Tommy roused himself from a drug-induced lethargy to yawn and stretch over the corpse of the woman. According to the watch she wore, it was past five in the afternoon. The sun would be setting soon. Harrison lay sprawled on the mat near Tommy, his left arm a pale shade of blue from the rubber strap still twisted around it. The needle lay where Harrison dropped it. Tommy whispered a hollow laugh.

Needles and broads and needles and Leda. Melancowski was the worse goddess the coven the Demon’s Road Valley ever had, and she didn’t give a damn. Money . . . Everything added up to dollars and cents. Leda worshiped it.

He crawled over to check Carl’s body. Ear pressed to the broad chest, he could hear no heart. His hand felt in Carl’s crotch for a pulse. The body was cold. Algormortis had set in, and the stomach was swollen with gasses caused by decay.

“Stupid punk,” he said, shaking his head. “Thought brawn equaled brains, didn’t you? Dumber than even that old scag, Leda.” Tommy glanced down at where Carl lived. A finger flicked it in idle amusement. Leda made a mint on what hung there. A regular Fort Knox, before the UN shipped the gold to Paris. And now it was worm food.

Pulling himself up, he yawned and stretched, and only then saw the mirror. His eyes widened in horror. It was a full-body mirror. Lights from the false sun were bright, revealing the thin lines of a mass of scars on pale skin. With a shriek, Tommy spun away.

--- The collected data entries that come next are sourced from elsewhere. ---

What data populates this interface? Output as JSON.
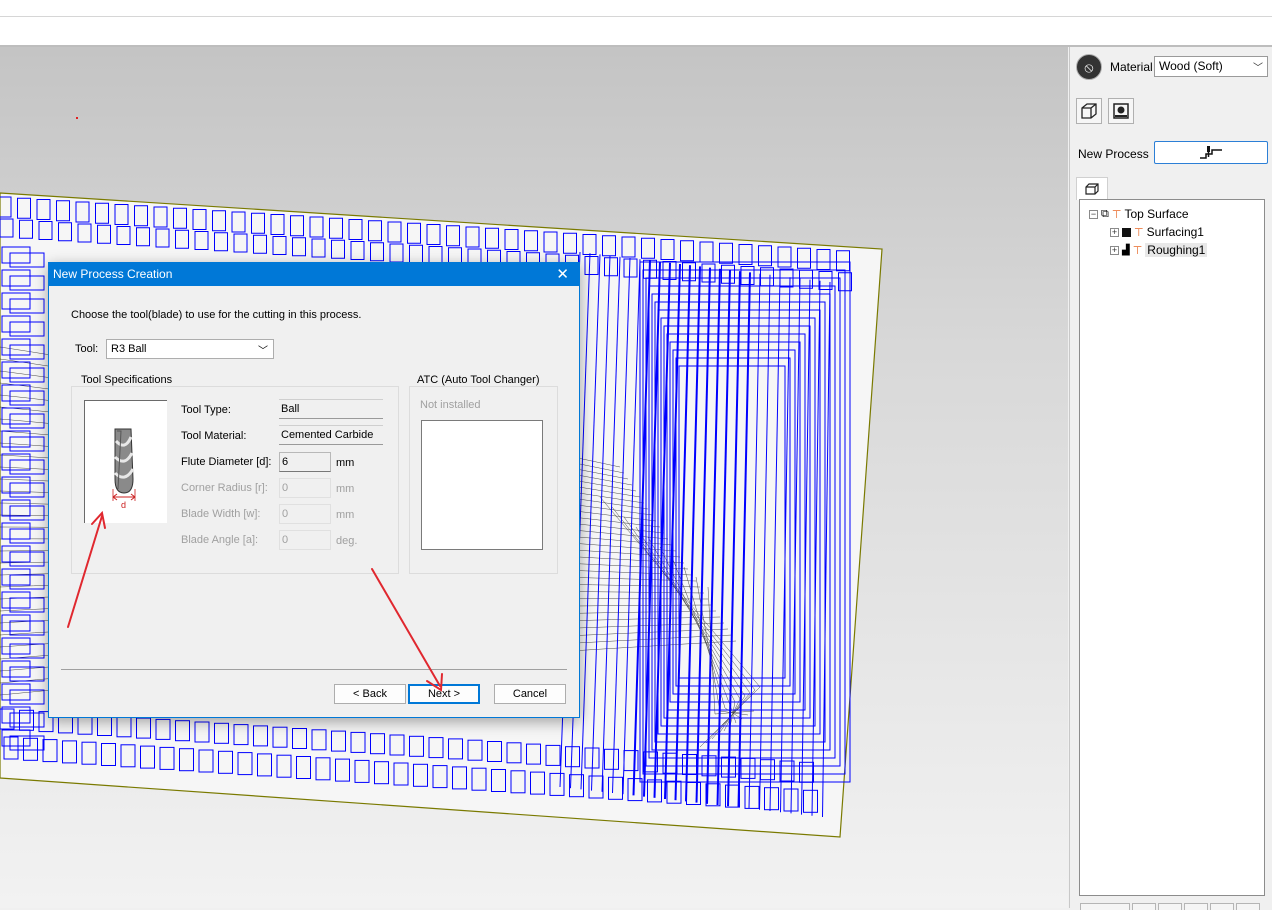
{
  "panel": {
    "material_label": "Material",
    "material_value": "Wood (Soft)",
    "new_process_label": "New Process",
    "tree": [
      {
        "label": "Top Surface",
        "level": 0,
        "expander": "−"
      },
      {
        "label": "Surfacing1",
        "level": 1,
        "expander": "+"
      },
      {
        "label": "Roughing1",
        "level": 1,
        "expander": "+",
        "selected": true
      }
    ]
  },
  "dialog": {
    "title": "New Process Creation",
    "instruction": "Choose the tool(blade) to use for the cutting in this process.",
    "tool_label": "Tool:",
    "tool_value": "R3 Ball",
    "specs_title": "Tool Specifications",
    "fields": {
      "tool_type": {
        "label": "Tool Type:",
        "value": "Ball"
      },
      "tool_material": {
        "label": "Tool Material:",
        "value": "Cemented Carbide"
      },
      "flute_diameter": {
        "label": "Flute Diameter [d]:",
        "value": "6",
        "unit": "mm"
      },
      "corner_radius": {
        "label": "Corner Radius [r]:",
        "value": "0",
        "unit": "mm"
      },
      "blade_width": {
        "label": "Blade Width [w]:",
        "value": "0",
        "unit": "mm"
      },
      "blade_angle": {
        "label": "Blade Angle [a]:",
        "value": "0",
        "unit": "deg."
      }
    },
    "image_dim_label": "d",
    "atc_title": "ATC (Auto Tool Changer)",
    "atc_status": "Not installed",
    "buttons": {
      "back": "< Back",
      "next": "Next >",
      "cancel": "Cancel"
    }
  },
  "colors": {
    "accent": "#0078d7",
    "toolpath": "#0000ff",
    "annotation_arrow": "#e0282f"
  }
}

He snatched up a whip stiff with the woman’s blood and hurtled it at the mirror. The handle crashed into the glass, shattering it.

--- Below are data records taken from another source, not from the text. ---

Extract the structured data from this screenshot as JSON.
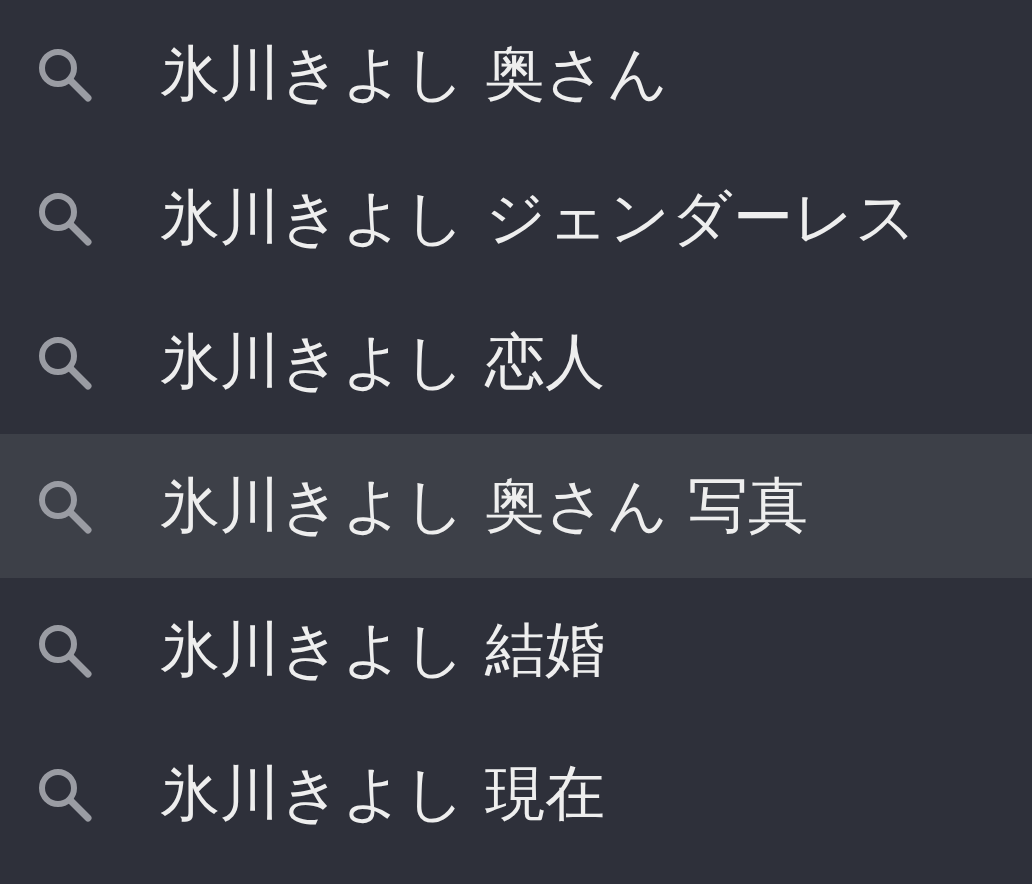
{
  "suggestions": [
    {
      "text": "氷川きよし 奥さん",
      "selected": false
    },
    {
      "text": "氷川きよし ジェンダーレス",
      "selected": false
    },
    {
      "text": "氷川きよし 恋人",
      "selected": false
    },
    {
      "text": "氷川きよし 奥さん 写真",
      "selected": true
    },
    {
      "text": "氷川きよし 結婚",
      "selected": false
    },
    {
      "text": "氷川きよし 現在",
      "selected": false
    }
  ]
}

Dropping to his knees, Tommy choked back a sob.

Hidden behind a cloud, a tiny spirit giggled. She gave the high sign at a raven that drifted down to stand on Carl’s dead clay. The raven cocked his head at Tommy. The man was weeping and cursing. He was less than nothing. The raven stooped to stare at the glazed, dead eyes of the man he was sent to protect.

“Wolf bitch,” Tommy said, his mind rocked, easing back and forth with the force of pain and hate. “Fucking Anna. I’ll kill you. I swear I will. I’ll kill that little bastard, Benny, too, just like old man Grey wanted, and I’ll be a god, and you’ll be my slut.”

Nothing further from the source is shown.